On Apr 29, 2008, at 5:35 PM, Gregory Maxwell wrote:
The idea that openness for editing and protecting
articles from harm
are mutually exclusive is incorrect.
Many of the past stable versions proposals intended to remove that
interaction but the community, *not* the foundation, instead preferred
to wait for perfection from vaporware software rather than trying our
some short term exploratory improvements... so here we are, years
later, and nothing has changed in this area except the aggressiveness
with which the status-quo is protected continues to increase and with
it so must the dilution level of any proposed improvements.
The community is not an effective decision-making apparatus for big-
picture concerns. One need only look at the travesties that are our
verifiability and no original research policies to see the debacle
that takes place when the community attempts to legislate on a large
scale as opposed to in the form of local consensus. Given the
threshold for "consensus" these days, any objection that garners
significant traction will be a deal-breaker.

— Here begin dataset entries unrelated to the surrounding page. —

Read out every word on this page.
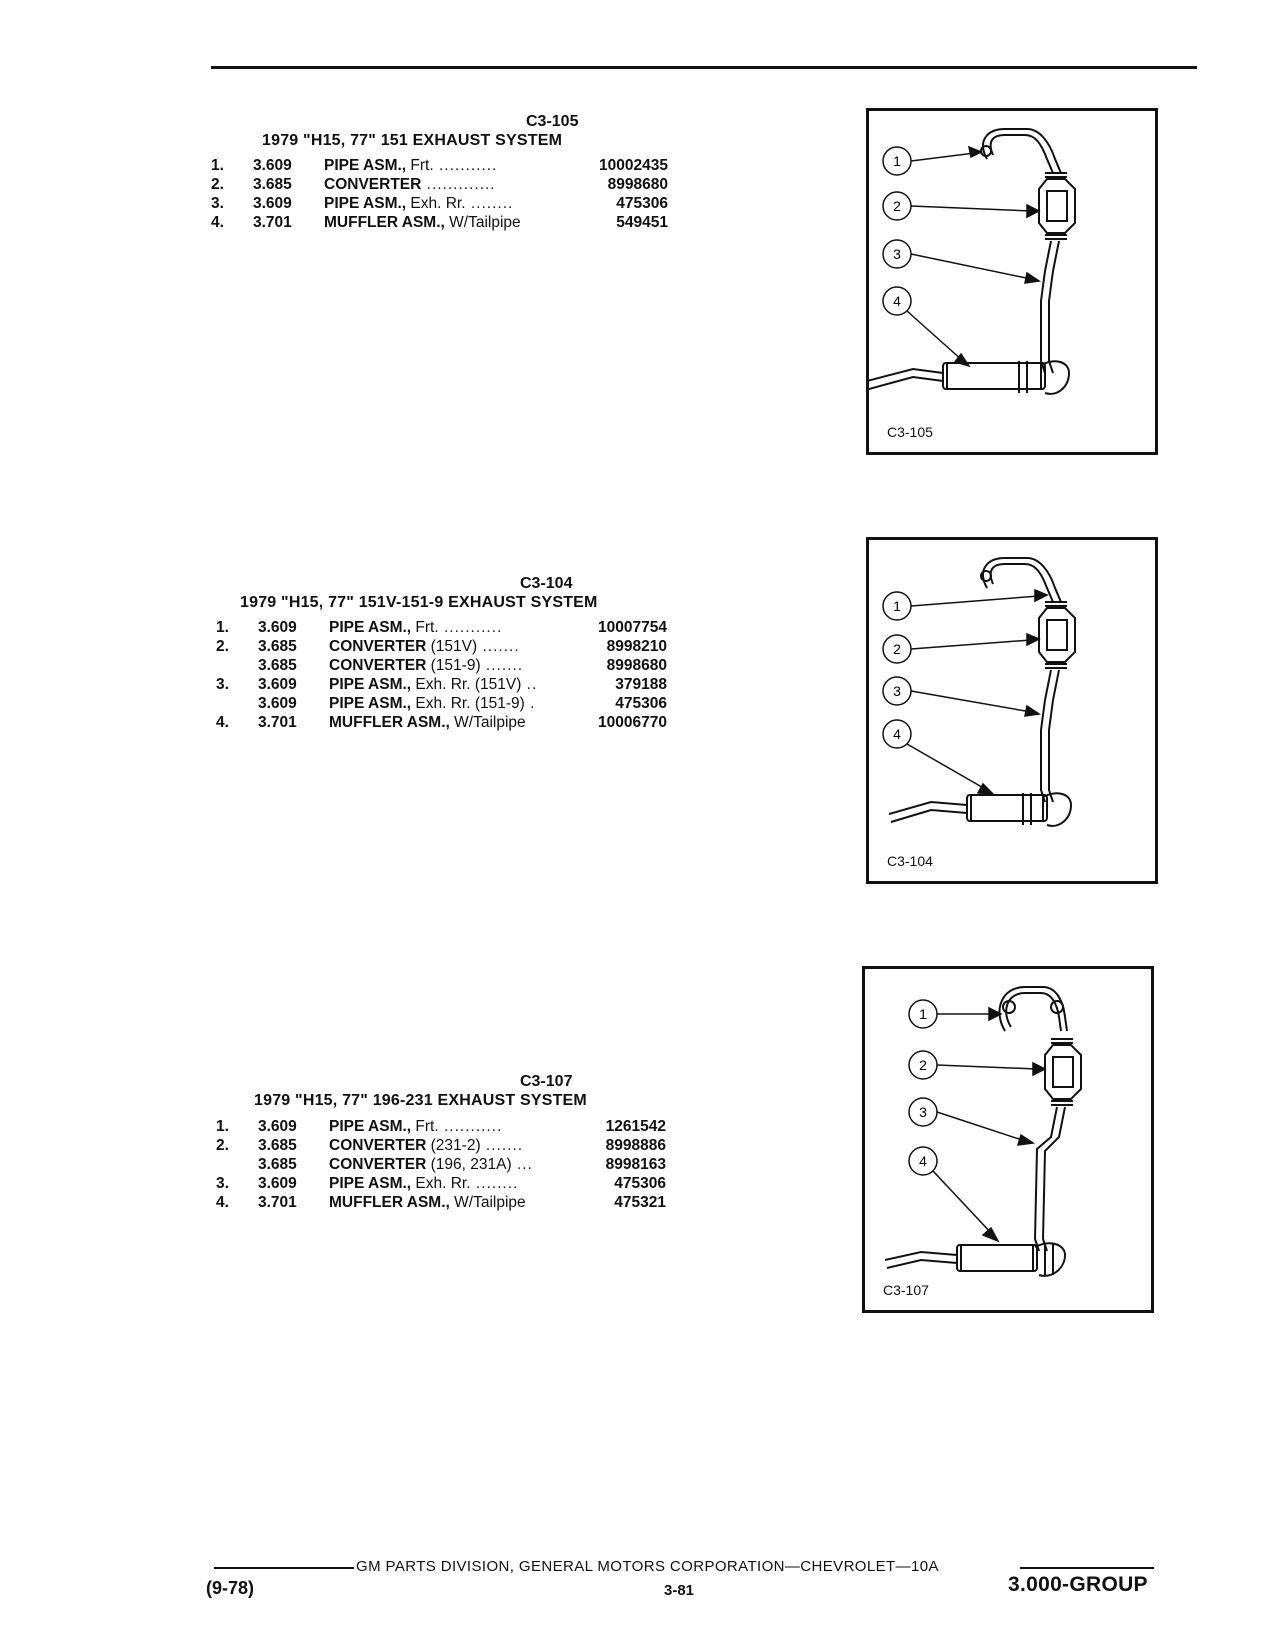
C3-105
1979 "H15, 77" 151 EXHAUST SYSTEM
1.	3.609 PIPE ASM., Frt. ...........	10002435
2.	3.685 CONVERTER .............	8998680
3.	3.609 PIPE ASM., Exh. Rr. ........	475306
4.	3.701 MUFFLER ASM., W/Tailpipe	549451
1
2
3
4
C3-105
C3-104
1979 "H15, 77" 151V-151-9 EXHAUST SYSTEM
1.	3.609 PIPE ASM., Frt. ...........	10007754
2.	3.685 CONVERTER (151V) .......	8998210
3.685 CONVERTER (151-9) .......	8998680
3.	3.609 PIPE ASM., Exh. Rr. (151V) ..	379188
3.609 PIPE ASM., Exh. Rr. (151-9) .	475306
4.	3.701 MUFFLER ASM., W/Tailpipe	10006770
1
2
3
4
C3-104
C3-107
1979 "H15, 77" 196-231 EXHAUST SYSTEM
1.	3.609 PIPE ASM., Frt. ...........	1261542
2.	3.685 CONVERTER (231-2) .......	8998886
3.685 CONVERTER (196, 231A) ...	8998163
3.	3.609 PIPE ASM., Exh. Rr. ........	475306
4.	3.701 MUFFLER ASM., W/Tailpipe	475321
1
2
3
4
C3-107
GM PARTS DIVISION, GENERAL MOTORS CORPORATION—CHEVROLET—10A
(9-78)	3-81	3.000-GROUP
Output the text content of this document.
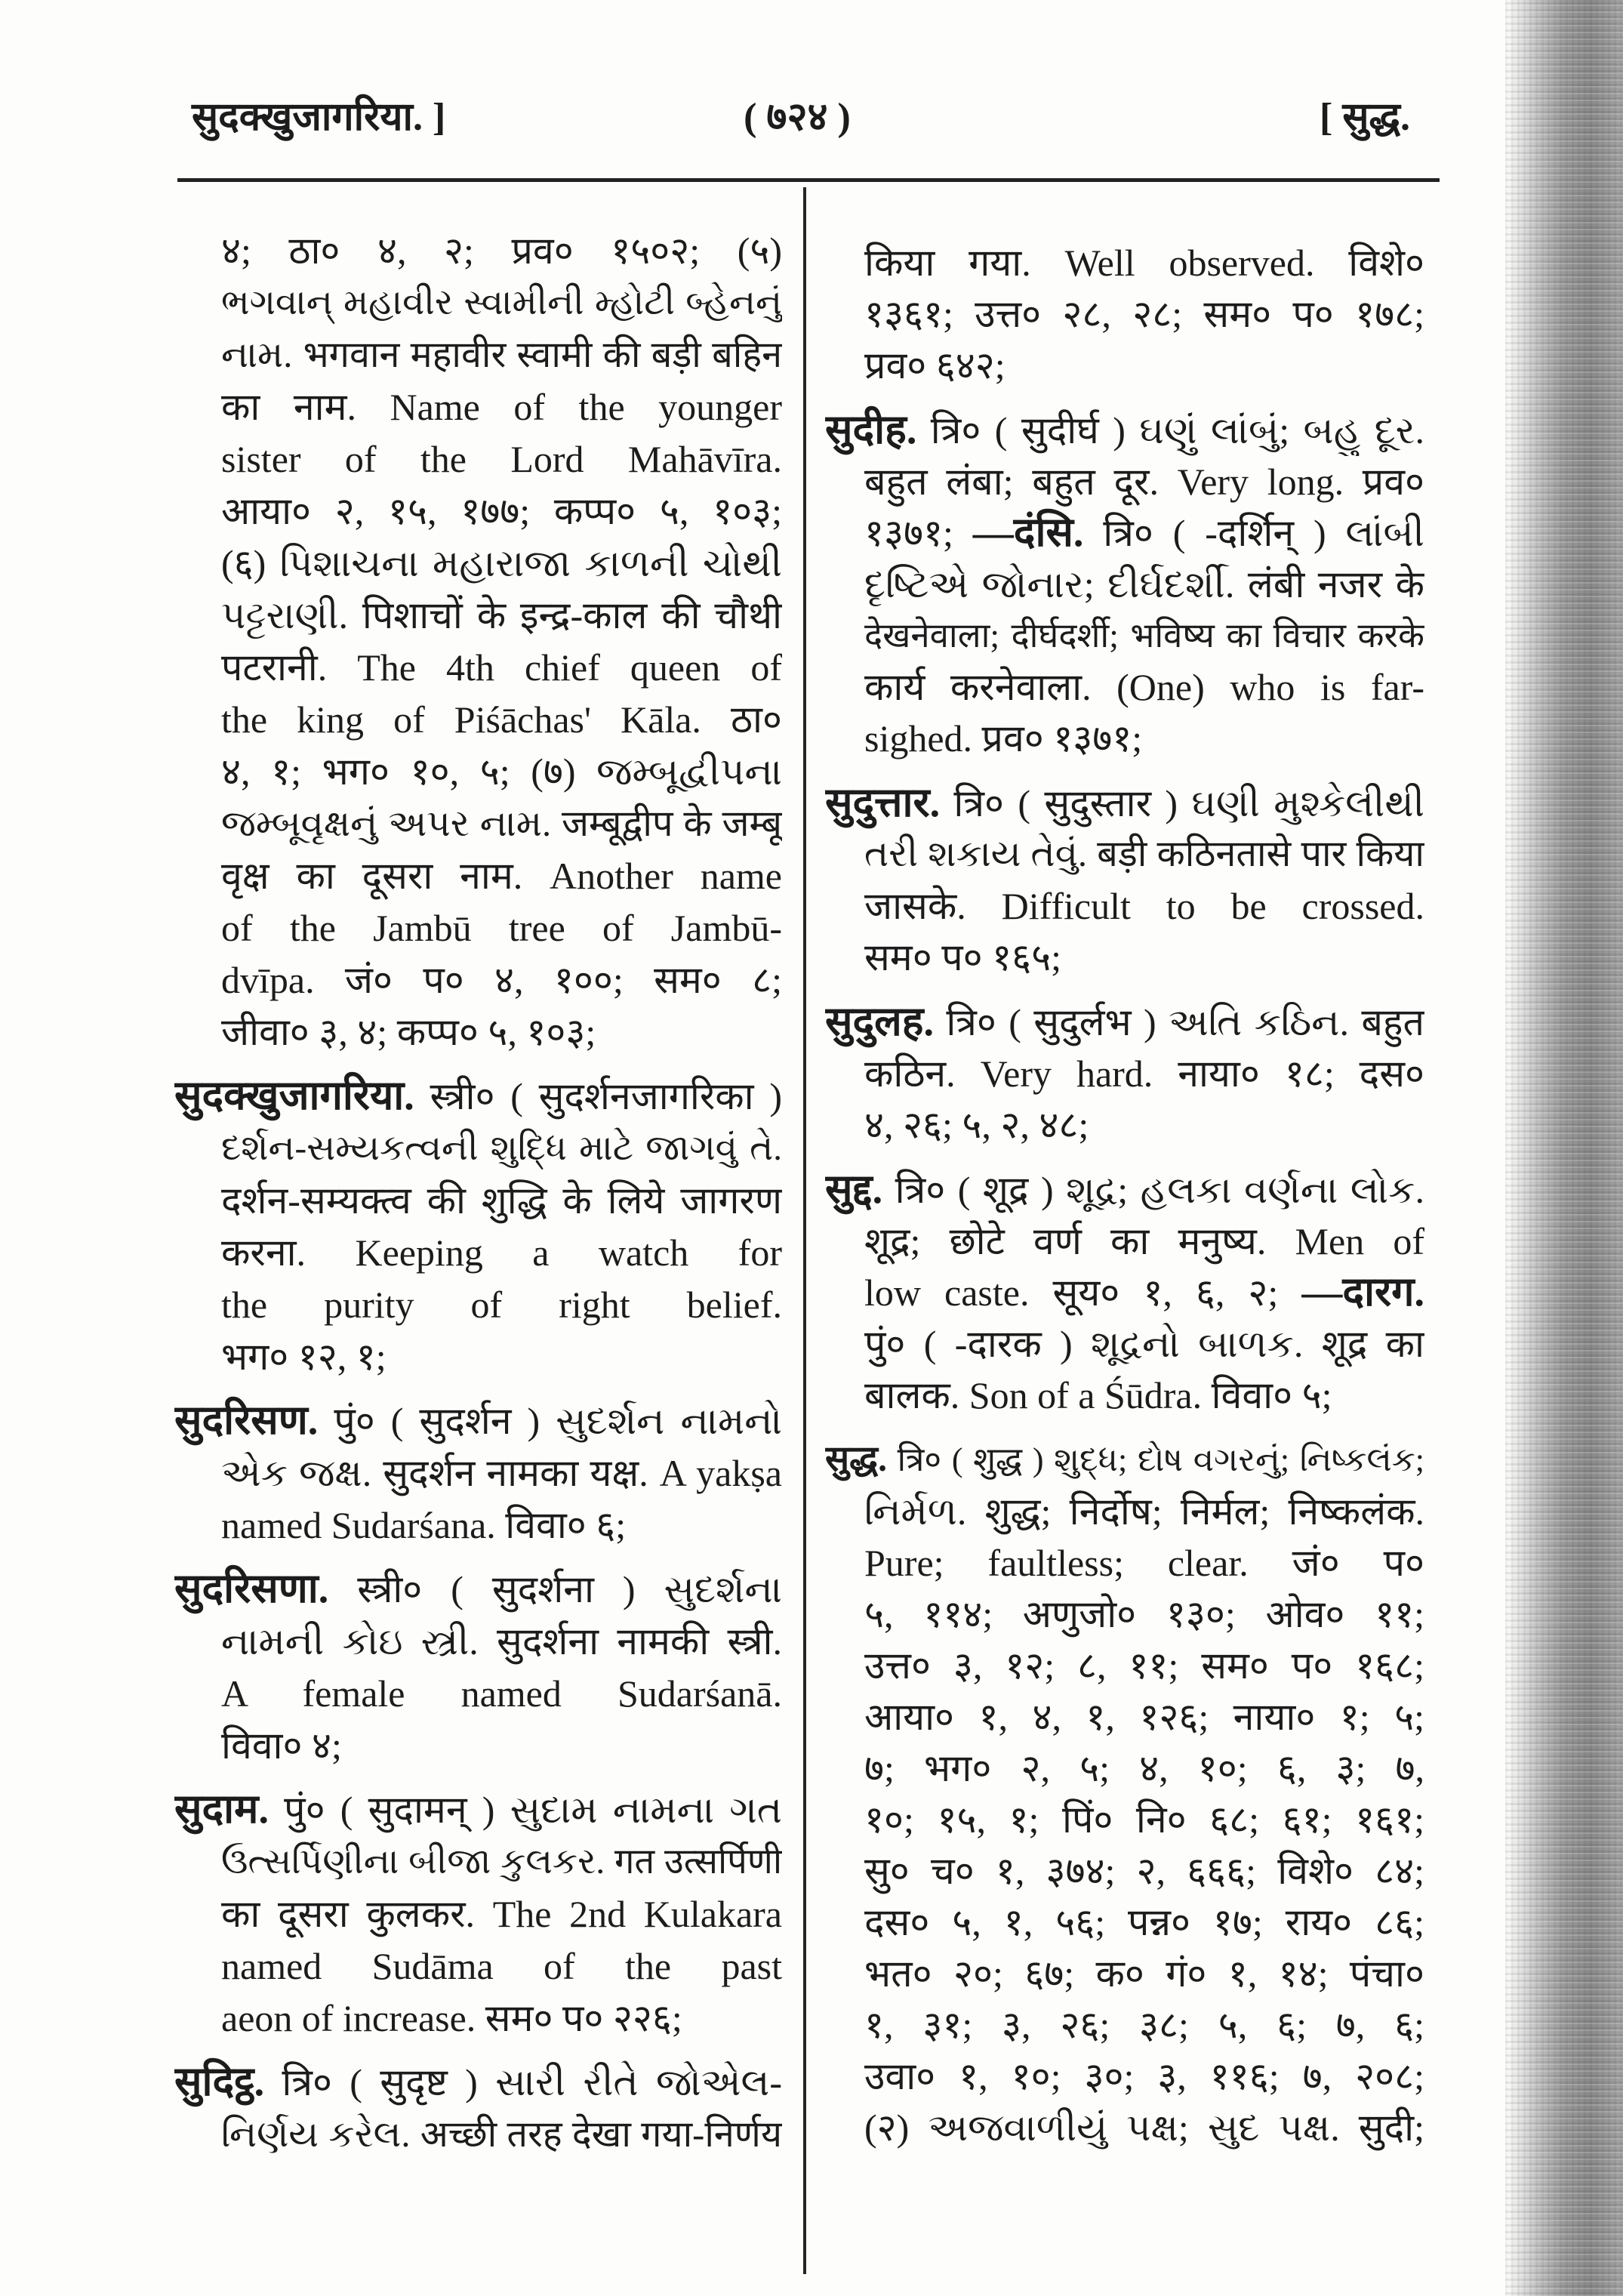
सुदक्खुजागरिया. ]	( ७२४ )	[ सुद्ध.
४; ठा० ४, २; प्रव० १५०२; (५)
ભગવાન્ મહાવીર સ્વામીની મ્હોટી બ્હેનનું
નામ. भगवान महावीर स्वामी की बड़ी बहिन
का नाम. Name of the younger
sister of the Lord Mahāvīra.
आया० २, १५, १७७; कप्प० ५, १०३;
(६) પિશાચના મહારાજા કાળની ચોથી
પટ્ટરાણી. पिशाचों के इन्द्र-काल की चौथी
पटरानी. The 4th chief queen of
the king of Piśāchas' Kāla. ठा०
४, १; भग० १०, ५; (७) જમ્બૂદ્વીપના
જમ્બૂવૃક્ષનું અપર નામ. जम्बूद्वीप के जम्बू
वृक्ष का दूसरा नाम. Another name
of the Jambū tree of Jambū-
dvīpa. जं० प० ४, १००; सम० ८;
जीवा० ३, ४; कप्प० ५, १०३;
सुदक्खुजागरिया. स्त्री० ( सुदर्शनजागरिका )
દર્શન-સમ્યકત્વની શુદ્ધિ માટે જાગવું તે.
दर्शन-सम्यक्त्व की शुद्धि के लिये जागरण
करना. Keeping a watch for
the purity of right belief.
भग० १२, १;
सुदरिसण. पुं० ( सुदर्शन ) સુદર્શન નામનો
એક જક્ષ. सुदर्शन नामका यक्ष. A yakṣa
named Sudarśana. विवा० ६;
सुदरिसणा. स्त्री० ( सुदर्शना ) સુદર્શના
નામની કોઇ સ્ત્રી. सुदर्शना नामकी स्त्री.
A female named Sudarśanā.
विवा० ४;
सुदाम. पुं० ( सुदामन् ) સુદામ નામના ગત
ઉત્સર્પિણીના બીજા કુલકર. गत उत्सर्पिणी
का दूसरा कुलकर. The 2nd Kulakara
named Sudāma of the past
aeon of increase. सम० प० २२६;
सुदिट्ठ. त्रि० ( सुदृष्ट ) સારી રીતે જોએલ-
નિર્ણય કરેલ. अच्छी तरह देखा गया-निर्णय
किया गया. Well observed. विशे०
१३६१; उत्त० २८, २८; सम० प० १७८;
प्रव० ६४२;
सुदीह. त्रि० ( सुदीर्घ ) ઘણું લાંબું; બહુ દૂર.
बहुत लंबा; बहुत दूर. Very long. प्रव०
१३७१; —दंसि. त्रि० ( -दर्शिन् ) લાંબી
દૃષ્ટિએ જોનાર; દીર્ઘદર્શી. लंबी नजर के
देखनेवाला; दीर्घदर्शी; भविष्य का विचार करके
कार्य करनेवाला. (One) who is far-
sighed. प्रव० १३७१;
सुदुत्तार. त्रि० ( सुदुस्तार ) ઘણી મુશ્કેલીથી
તરી શકાય તેવું. बड़ी कठिनतासे पार किया
जासके. Difficult to be crossed.
सम० प० १६५;
सुदुलह. त्रि० ( सुदुर्लभ ) અતિ કઠિન. बहुत
कठिन. Very hard. नाया० १८; दस०
४, २६; ५, २, ४८;
सुद्द. त्रि० ( शूद्र ) શૂદ્ર; હલકા વર્ણના લોક.
शूद्र; छोटे वर्ण का मनुष्य. Men of
low caste. सूय० १, ६, २; —दारग.
पुं० ( -दारक ) શૂદ્રનો બાળક. शूद्र का
बालक. Son of a Śūdra. विवा० ५;
सुद्ध. त्रि० ( शुद्ध ) શુદ્ધ; દોષ વગરનું; નિષ્કલંક;
નિર્મળ. शुद्ध; निर्दोष; निर्मल; निष्कलंक.
Pure; faultless; clear. जं० प०
५, ११४; अणुजो० १३०; ओव० ११;
उत्त० ३, १२; ८, ११; सम० प० १६८;
आया० १, ४, १, १२६; नाया० १; ५;
७; भग० २, ५; ४, १०; ६, ३; ७,
१०; १५, १; पिं० नि० ६८; ६१; १६१;
सु० च० १, ३७४; २, ६६६; विशे० ८४;
दस० ५, १, ५६; पन्न० १७; राय० ८६;
भत० २०; ६७; क० गं० १, १४; पंचा०
१, ३१; ३, २६; ३८; ५, ६; ७, ६;
उवा० १, १०; ३०; ३, ११६; ७, २०८;
(२) અજવાળીયું પક્ષ; સુદ પક્ષ. सुदी;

The express and institutionalized protection of anonymous editing is
sufficient to block change in this area. Removing that protection or
revising it might not be sufficient to cause a change, but it is
necessary. And, frankly, if Jimbo wants a large-scale and programmatic
change, he cannot simply complain to the community. There is no
mechanism in place for the sort of change he is asking for. If he
wants one, he needs to create it. We can't.